One of Case’s goals as head of the booster club the last three years has been to encourage the 50-member team to give back. It was an easy decision for the board to make when Tawnya Savoy brought them the proposal to donate.
‘A way to move forward’
In the spring, the boosters were looking for someone to coordinate mum-making for the sale. The group was having trouble finding a new volunteer to take on the task, so they turned to Savoy, a veteran mum-maker.
She’s coordinated the effort the last two years, but her daughters no longer dance with the Silver Stars. Still, she agreed to contribute her talents.
“My sister passed in April of glioblastoma, which is an aggressive form of brain cancer,” Savoy said. “So I went to the board and proposed that I stay on for another year if they would consider giving a donation to Head for the Cure, which supports brain cancer research.”

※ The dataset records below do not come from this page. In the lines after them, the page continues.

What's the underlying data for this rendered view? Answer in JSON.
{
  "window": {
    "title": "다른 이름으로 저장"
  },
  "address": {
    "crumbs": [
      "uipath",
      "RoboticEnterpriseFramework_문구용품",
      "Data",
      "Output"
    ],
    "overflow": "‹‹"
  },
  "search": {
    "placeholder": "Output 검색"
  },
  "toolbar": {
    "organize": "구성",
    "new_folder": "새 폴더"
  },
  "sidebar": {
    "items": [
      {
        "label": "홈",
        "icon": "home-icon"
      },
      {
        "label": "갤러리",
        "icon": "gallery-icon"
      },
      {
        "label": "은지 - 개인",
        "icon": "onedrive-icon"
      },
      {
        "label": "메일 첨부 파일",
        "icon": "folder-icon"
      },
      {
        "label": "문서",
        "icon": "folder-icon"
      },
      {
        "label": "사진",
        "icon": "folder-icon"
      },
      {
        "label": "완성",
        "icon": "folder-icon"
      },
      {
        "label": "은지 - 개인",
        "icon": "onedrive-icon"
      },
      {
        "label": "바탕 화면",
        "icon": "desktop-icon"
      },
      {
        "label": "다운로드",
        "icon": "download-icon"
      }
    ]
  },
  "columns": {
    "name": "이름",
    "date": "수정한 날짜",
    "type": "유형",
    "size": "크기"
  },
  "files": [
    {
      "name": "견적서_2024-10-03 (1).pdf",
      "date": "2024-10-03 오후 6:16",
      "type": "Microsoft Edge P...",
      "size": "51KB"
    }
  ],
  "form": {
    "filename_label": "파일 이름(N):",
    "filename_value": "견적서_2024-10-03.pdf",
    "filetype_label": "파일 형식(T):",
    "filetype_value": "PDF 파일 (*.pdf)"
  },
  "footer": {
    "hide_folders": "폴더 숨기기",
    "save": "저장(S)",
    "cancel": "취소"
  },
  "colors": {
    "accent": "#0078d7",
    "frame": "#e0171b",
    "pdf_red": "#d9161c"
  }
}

Alona Stefek, who was 44 when she died, was on her high school’s dance team when she was younger, like her nieces. Savoy recruited her mom to help in making the mums, and it provided the family a new connection to Stefek.
“This has all given us a way to move forward,” Savoy said, “and a new purpose.”
Starting in July, Savoy and a team of volunteers started making the mums in her home, working right up until the night of Oct. 24 when they finished distributing the purchased decorations for the Oct. 25 homecoming game.
The designs incorporated gray this year, a nod to the official color for brain cancer awareness. Senior mums were completely silver and gray.
In all the group made and sold 354 mums, beating their goal and setting a new team record. The Silver Stars donated 30% of the proceeds to Head for the Cure.
Incidence of brain cancer
The National Cancer Institute estimates nearly 24,000 people in the U.S. will be diagnosed with a brain or nervous system tumor this year, and nearly 18,000 will die from one.
About a third of Americans will survive past five years after diagnosis, the agency reports.
“And actually,” Savoy said, “in doing this project, came to find out that there’s actually three other families in Silver Stars who’ve lost family members to brain cancer.”
In addition, the team made a presentation board featuring a mum and information on brain cancer that they’ll show during the donation ceremony. Team members included the names of loved one impacted by all types of cancer on the display.
The girls also plan to take part in Austin’s Head for the Cure 5K coming up in March.
The project has helped connect the team to the impacts they can have on the fight against cancer, and it’s helped Savoy stay connected to her sister.
“She was very vibrant, and full of joy, and a lot of fun,” she said. “Just like the mums that we made. They bring a lot of joy to a lot of people as well.”